For some, comfort clothes may also mediate religious presence and assurance, as in the second historical meaning of the word. This past week one of my colleagues expressed some surprise that the March 22, 2020 issue of The New York Times Style Magazine featured designer clothing inspired by “ecclesiastical” dress (think priests’ cassocks, monks’ robes, and nuns’ habits), but it made sense to me given my research for Religion in Vogue: Christianity and Fashion in America. Chapter 4, “Innovating Religious Dress,” examines the long history of this trend and the supernatural aura attributed to this kind of clothing.[5] The chapter concludes with the story of Emily Prager from the early 1990s. In her highly personal account, Prager shares the way her “heart leapt” upon seeing a cassock-inspired garment. As she reflects on buying a black coat with a “clerical look,” Praeger describes the unsettling “chilling” and “terrifying” news of the time. She then recounts how putting on “the garb of those who have traditionally dealt in matters of conscience,” made her feel—“as if by wearing priest’s robes I might be both protected and purified, savior and saved. At the least, I might no longer feel helpless.”[6] Religion, as scholar Birgit Meyer reminds us, “becomes concrete and palpable through people, their practices and use of things.”[7] And today as we face unprecedented “chilling” and “terrifying” updates about the impact of COVID-19, putting on a T-shirt from a fun-filled vacation, wearing a cross necklace gifted by a beloved relative, or lounging in the perfect pair of stretchy pants, helps make physical and spiritual comfort concrete.

Il Pretino (the little priest dress) designed by the Fontana Sisters in the 1950s.
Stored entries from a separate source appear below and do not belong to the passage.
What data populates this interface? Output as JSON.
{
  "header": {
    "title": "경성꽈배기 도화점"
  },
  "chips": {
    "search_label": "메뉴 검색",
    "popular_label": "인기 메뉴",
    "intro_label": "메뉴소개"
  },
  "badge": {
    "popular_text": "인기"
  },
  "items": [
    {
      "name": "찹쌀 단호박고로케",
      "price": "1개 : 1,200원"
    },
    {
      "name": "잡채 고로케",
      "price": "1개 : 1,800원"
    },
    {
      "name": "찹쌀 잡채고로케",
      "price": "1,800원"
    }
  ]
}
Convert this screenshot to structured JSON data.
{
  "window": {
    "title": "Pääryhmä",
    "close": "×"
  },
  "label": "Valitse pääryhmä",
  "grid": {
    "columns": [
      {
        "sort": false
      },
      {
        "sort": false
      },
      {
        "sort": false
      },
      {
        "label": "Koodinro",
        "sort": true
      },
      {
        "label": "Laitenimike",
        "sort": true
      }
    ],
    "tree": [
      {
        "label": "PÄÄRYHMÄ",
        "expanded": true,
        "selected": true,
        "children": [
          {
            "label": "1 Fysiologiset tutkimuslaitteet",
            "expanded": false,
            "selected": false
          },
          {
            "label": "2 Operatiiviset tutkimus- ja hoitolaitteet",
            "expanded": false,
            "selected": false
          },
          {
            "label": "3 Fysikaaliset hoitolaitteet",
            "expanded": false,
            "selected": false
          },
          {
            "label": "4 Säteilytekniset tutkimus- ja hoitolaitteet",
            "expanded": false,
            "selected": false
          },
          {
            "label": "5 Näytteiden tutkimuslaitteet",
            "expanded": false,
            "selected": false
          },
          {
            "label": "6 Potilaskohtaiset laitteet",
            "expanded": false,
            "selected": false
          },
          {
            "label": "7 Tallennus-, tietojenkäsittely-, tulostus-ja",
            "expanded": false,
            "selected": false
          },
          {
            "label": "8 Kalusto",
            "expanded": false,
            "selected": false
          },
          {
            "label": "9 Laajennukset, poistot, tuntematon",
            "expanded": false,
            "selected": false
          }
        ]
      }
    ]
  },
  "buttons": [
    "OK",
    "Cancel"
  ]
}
Photo by author.
Various garments inspired by ecclesiastical dress at The Metropolitan Museum of Art’s “Heavenly Bodies” exhibit. Photo by author.
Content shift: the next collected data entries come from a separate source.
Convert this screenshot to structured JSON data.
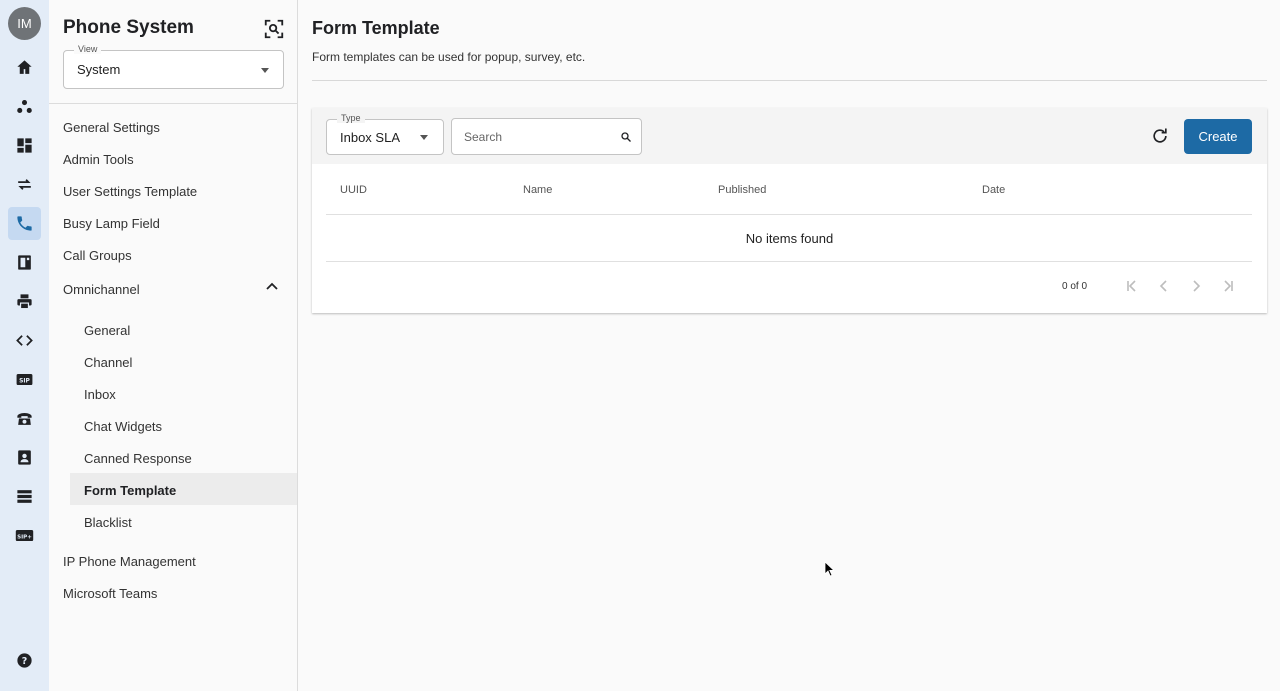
{
  "rail": {
    "avatar": "IM",
    "icons": [
      "home-icon",
      "hierarchy-icon",
      "dashboard-icon",
      "transfer-icon",
      "phone-icon",
      "fax-icon",
      "printer-icon",
      "code-icon",
      "sip-icon",
      "rotary-phone-icon",
      "contacts-icon",
      "list-icon",
      "sip-plus-icon",
      "help-icon"
    ],
    "active": "phone-icon",
    "accent": "#1d6aa5"
  },
  "sidebar": {
    "title": "Phone System",
    "view": {
      "label": "View",
      "value": "System"
    },
    "items": [
      "General Settings",
      "Admin Tools",
      "User Settings Template",
      "Busy Lamp Field",
      "Call Groups",
      "Omnichannel"
    ],
    "omnichannel_sub": [
      "General",
      "Channel",
      "Inbox",
      "Chat Widgets",
      "Canned Response",
      "Form Template",
      "Blacklist"
    ],
    "selected": "Form Template",
    "items_after": [
      "IP Phone Management",
      "Microsoft Teams"
    ]
  },
  "main": {
    "title": "Form Template",
    "description": "Form templates can be used for popup, survey, etc.",
    "toolbar": {
      "type_label": "Type",
      "type_value": "Inbox SLA",
      "search_placeholder": "Search",
      "create_label": "Create"
    },
    "table": {
      "columns": [
        "UUID",
        "Name",
        "Published",
        "Date"
      ],
      "empty_message": "No items found"
    },
    "pagination": {
      "range": "0 of 0"
    }
  }
}
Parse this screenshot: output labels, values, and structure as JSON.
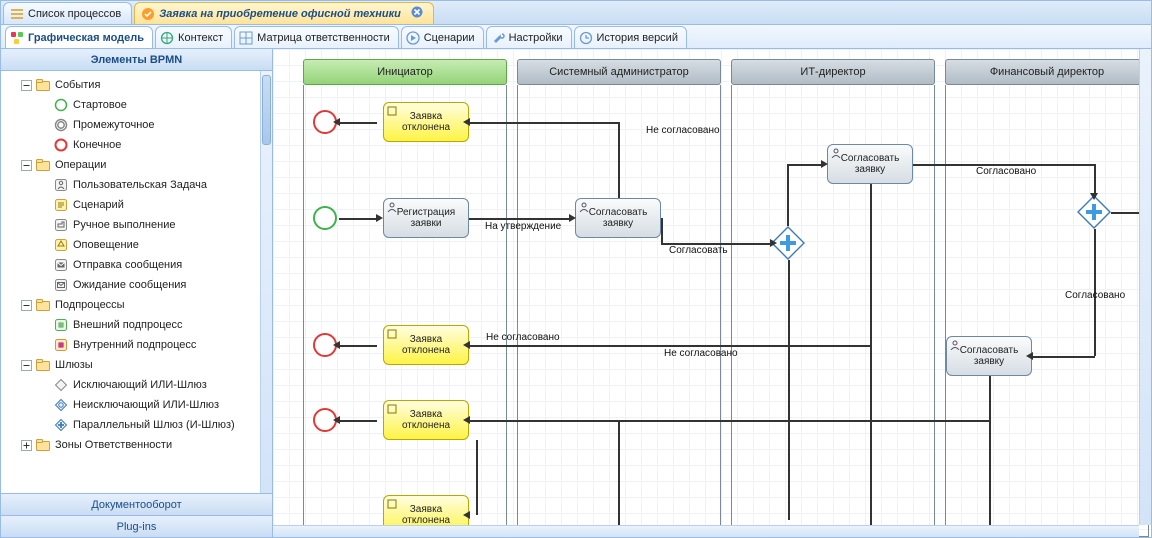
{
  "top_tabs": [
    {
      "label": "Список процессов",
      "icon": "list-icon"
    },
    {
      "label": "Заявка на приобретение офисной техники",
      "icon": "process-icon",
      "closable": true,
      "active": true
    }
  ],
  "sub_tabs": [
    {
      "label": "Графическая модель",
      "icon": "diagram-icon",
      "active": true
    },
    {
      "label": "Контекст",
      "icon": "globe-icon"
    },
    {
      "label": "Матрица ответственности",
      "icon": "grid-icon"
    },
    {
      "label": "Сценарии",
      "icon": "play-icon"
    },
    {
      "label": "Настройки",
      "icon": "wrench-icon"
    },
    {
      "label": "История версий",
      "icon": "history-icon"
    }
  ],
  "side": {
    "title": "Элементы BPMN",
    "footers": [
      "Документооборот",
      "Plug-ins"
    ],
    "nodes": [
      {
        "kind": "folder",
        "level": 1,
        "expanded": true,
        "label": "События"
      },
      {
        "kind": "leaf",
        "level": 2,
        "label": "Стартовое",
        "icon": "start-event-icon"
      },
      {
        "kind": "leaf",
        "level": 2,
        "label": "Промежуточное",
        "icon": "intermediate-event-icon"
      },
      {
        "kind": "leaf",
        "level": 2,
        "label": "Конечное",
        "icon": "end-event-icon"
      },
      {
        "kind": "folder",
        "level": 1,
        "expanded": true,
        "label": "Операции"
      },
      {
        "kind": "leaf",
        "level": 2,
        "label": "Пользовательская Задача",
        "icon": "user-task-icon"
      },
      {
        "kind": "leaf",
        "level": 2,
        "label": "Сценарий",
        "icon": "script-task-icon"
      },
      {
        "kind": "leaf",
        "level": 2,
        "label": "Ручное выполнение",
        "icon": "manual-task-icon"
      },
      {
        "kind": "leaf",
        "level": 2,
        "label": "Оповещение",
        "icon": "notify-task-icon"
      },
      {
        "kind": "leaf",
        "level": 2,
        "label": "Отправка сообщения",
        "icon": "send-task-icon"
      },
      {
        "kind": "leaf",
        "level": 2,
        "label": "Ожидание сообщения",
        "icon": "receive-task-icon"
      },
      {
        "kind": "folder",
        "level": 1,
        "expanded": true,
        "label": "Подпроцессы"
      },
      {
        "kind": "leaf",
        "level": 2,
        "label": "Внешний подпроцесс",
        "icon": "ext-subprocess-icon"
      },
      {
        "kind": "leaf",
        "level": 2,
        "label": "Внутренний подпроцесс",
        "icon": "int-subprocess-icon"
      },
      {
        "kind": "folder",
        "level": 1,
        "expanded": true,
        "label": "Шлюзы"
      },
      {
        "kind": "leaf",
        "level": 2,
        "label": "Исключающий ИЛИ-Шлюз",
        "icon": "xor-gateway-icon"
      },
      {
        "kind": "leaf",
        "level": 2,
        "label": "Неисключающий ИЛИ-Шлюз",
        "icon": "or-gateway-icon"
      },
      {
        "kind": "leaf",
        "level": 2,
        "label": "Параллельный Шлюз (И-Шлюз)",
        "icon": "and-gateway-icon"
      },
      {
        "kind": "folder",
        "level": 1,
        "expanded": false,
        "label": "Зоны Ответственности"
      }
    ]
  },
  "lanes": [
    "Инициатор",
    "Системный администратор",
    "ИТ-директор",
    "Финансовый директор"
  ],
  "diagram": {
    "task_reg": "Регистрация заявки",
    "task_reject": "Заявка отклонена",
    "task_approve": "Согласовать заявку",
    "lbl_to_approval": "На утверждение",
    "lbl_approve": "Согласовать",
    "lbl_approved": "Согласовано",
    "lbl_not_approved": "Не согласовано"
  }
}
Religion in VogueLynn S. Neal is Professor of Religious Studies at Wake Forest University. An award-winning teacher, Neal’s work focuses on the mediation of religion, with special attention to popular culture. Previous publications include Romancing God: Evangelical Women and Inspirational Fiction (2006), Religious Intolerance in America (2010, co-edited with John Corrigan), as well as articles on religion and fashion, as well as religion and television. Her latest book is Religion in Vogue: Christianity and Fashion in America, available from NYU Press. 


[1] The Tonight Show: At Home Edition, March 27, 2020, https://youtu.be/Q8o85dhujQM; Some Good News with John Krasinski, Episode 1, https://youtu.be/F5pgG1M_h_U.
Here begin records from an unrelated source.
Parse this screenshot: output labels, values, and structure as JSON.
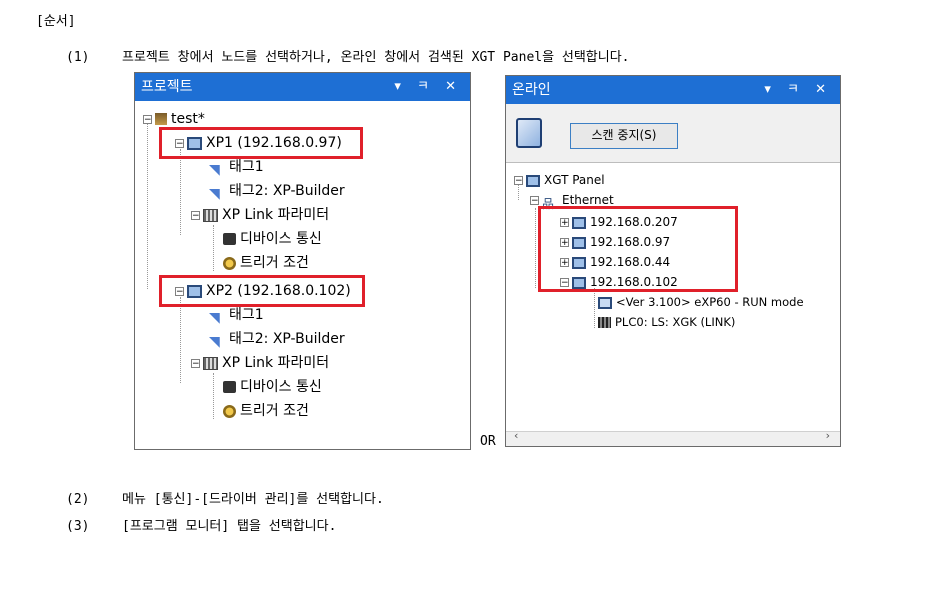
{
  "heading": "[순서]",
  "steps": [
    {
      "num": "(1)",
      "text": "프로젝트 창에서 노드를 선택하거나, 온라인 창에서 검색된 XGT Panel을 선택합니다."
    },
    {
      "num": "(2)",
      "text": "메뉴 [통신]-[드라이버 관리]를 선택합니다."
    },
    {
      "num": "(3)",
      "text": "[프로그램 모니터] 탭을 선택합니다."
    }
  ],
  "or_label": "OR",
  "project_panel": {
    "title": "프로젝트",
    "title_icons": [
      "▾",
      "ㅋ",
      "✕"
    ],
    "tree": {
      "root": "test*",
      "nodes": [
        {
          "label": "XP1 (192.168.0.97)",
          "children": [
            "태그1",
            "태그2: XP-Builder"
          ],
          "link_group": {
            "label": "XP Link 파라미터",
            "children": [
              "디바이스 통신",
              "트리거 조건"
            ]
          }
        },
        {
          "label": "XP2 (192.168.0.102)",
          "children": [
            "태그1",
            "태그2: XP-Builder"
          ],
          "link_group": {
            "label": "XP Link 파라미터",
            "children": [
              "디바이스 통신",
              "트리거 조건"
            ]
          }
        }
      ]
    }
  },
  "online_panel": {
    "title": "온라인",
    "title_icons": [
      "▾",
      "ㅋ",
      "✕"
    ],
    "scan_stop_button": "스캔 중지(S)",
    "tree": {
      "root": "XGT Panel",
      "network": "Ethernet",
      "devices": [
        "192.168.0.207",
        "192.168.0.97",
        "192.168.0.44",
        "192.168.0.102"
      ],
      "expanded_children": [
        "<Ver 3.100>  eXP60 - RUN mode",
        "PLC0: LS: XGK (LINK)"
      ]
    }
  },
  "colors": {
    "titlebar": "#1e6fd4",
    "highlight_box": "#e0202a"
  }
}
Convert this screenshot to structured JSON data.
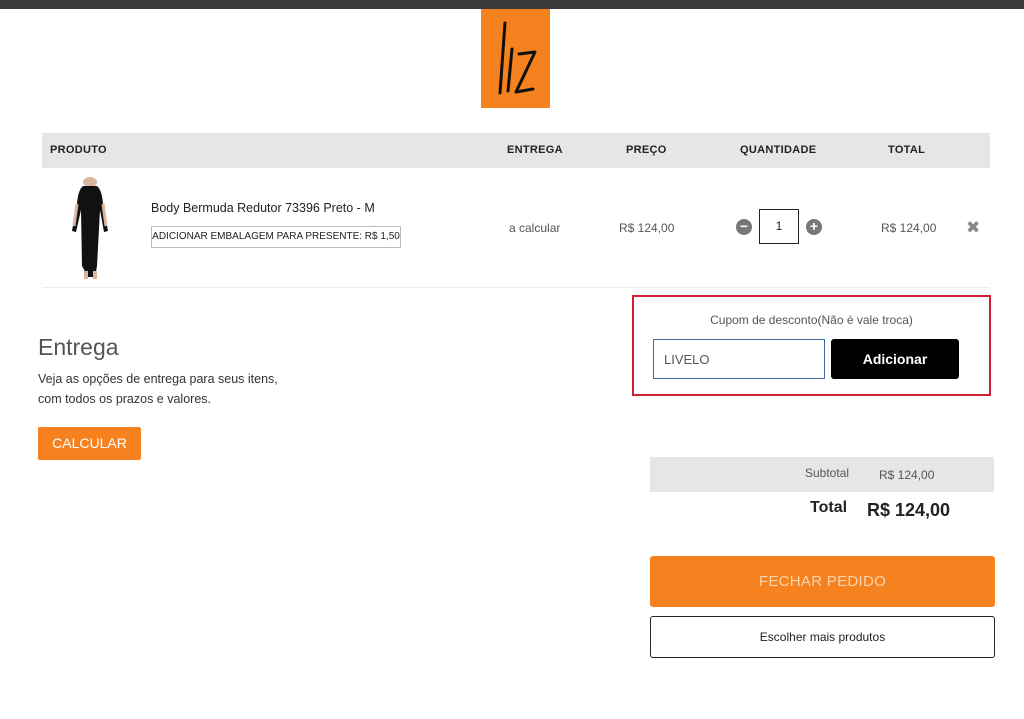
{
  "brand": {
    "accent_color": "#f5821f",
    "logo_icon": "liz-logo-icon"
  },
  "table": {
    "headers": {
      "product": "PRODUTO",
      "delivery": "ENTREGA",
      "price": "PREÇO",
      "quantity": "QUANTIDADE",
      "total": "TOTAL"
    },
    "rows": [
      {
        "name": "Body Bermuda Redutor 73396 Preto - M",
        "gift_wrap_label": "ADICIONAR EMBALAGEM PARA PRESENTE: R$ 1,50",
        "delivery": "a calcular",
        "price": "R$ 124,00",
        "quantity": "1",
        "total": "R$ 124,00"
      }
    ]
  },
  "coupon": {
    "label": "Cupom de desconto(Não é vale troca)",
    "value": "LIVELO",
    "button_label": "Adicionar"
  },
  "delivery": {
    "title": "Entrega",
    "description": "Veja as opções de entrega para seus itens, com todos os prazos e valores.",
    "button_label": "CALCULAR"
  },
  "summary": {
    "subtotal_label": "Subtotal",
    "subtotal_value": "R$ 124,00",
    "total_label": "Total",
    "total_value": "R$ 124,00"
  },
  "actions": {
    "checkout_label": "FECHAR PEDIDO",
    "continue_label": "Escolher mais produtos"
  }
}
[2] Malcolm Barnard, Fashion as Communication (London and New York: Routledge, 1996), 47.

[3] Joanne Finkelstein, Fashion: An Introduction (New York: New York University Press, 1998), 14.

[4] “comfort, v.”. OED Online. March 2020. Oxford University Press.

[5] Lynn S. Neal, Religion in Vogue: Christianity and Fashion in America (New York: New York University Press, 2019), especially Chapter 4, 119-153.

[6] Emily Prager, “The Going Got Tough,” New York Times, September 26, 1993, 10V.

[7] Birgit Meyer, Mediation and the Genesis of Presence: Towards a Material Approach to Religion (Utrecht: Universiteit Utrecht, 2012), 7.